Non-small cell lung cancer (NSCLC) is a common malignant tumor. DNA hypermethylation in the promoter region has been served as a potential molecular marker for several tumors. The goal of the current study was to assess the diagnostic ability of mutL homolog 1 (MLH1) promoter methylation in NSCLC.

Methods:

A total of 111 NSCLC patients' paired tissue samples were obtained to explore the association between MLH1 promoter methylation and NSCLC by methylation-specific polymerase chain reaction (MSP) method.

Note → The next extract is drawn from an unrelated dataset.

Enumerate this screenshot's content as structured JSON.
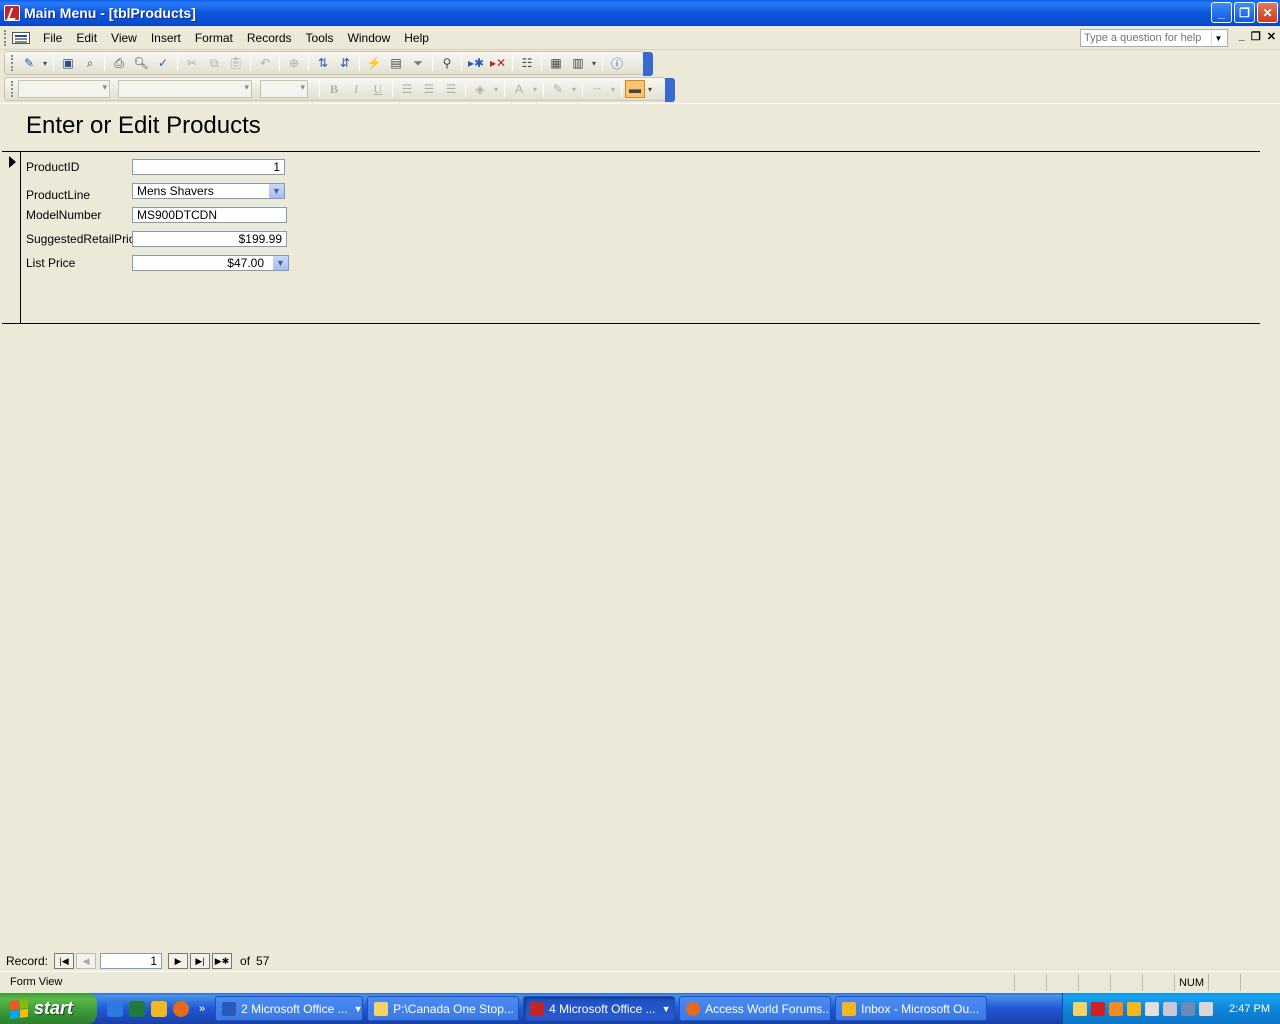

Public databases including The Cancer Genome Atlas (TCGA) and Gene Expression Omnibus (GEO) were used to verify our findings.

Results:

Our results showed a significantly higher MLH1 methylation frequency in tumor tissue samples than their paired adjacent tissues (P = .008). ROC curve indicated that MLH1 MSP assay was a sensitive but not a specific method in the diagnosis for NSCLC (sensitivity = 0.964, specificity = 0.135, AUC = 0.550). And the association between the methylation level and clinical characteristics has no statistical significance. TCGA cohort evinced a higher methylation probability in tumor group compared with nontumor group (the mean β value: −0.449 [−0.467, −0.437] vs −0.466 [−0.472, −0.437], P = .011), which was consistent with our results. Meanwhile, an inverse correlation between MLH1 methylation and MLH1 expression was detected in TCGA and GEO databases.

Conclusions:

The MSP method for MLH1 methylation was a sensitive but not a specific diagnostic method for NSCLC.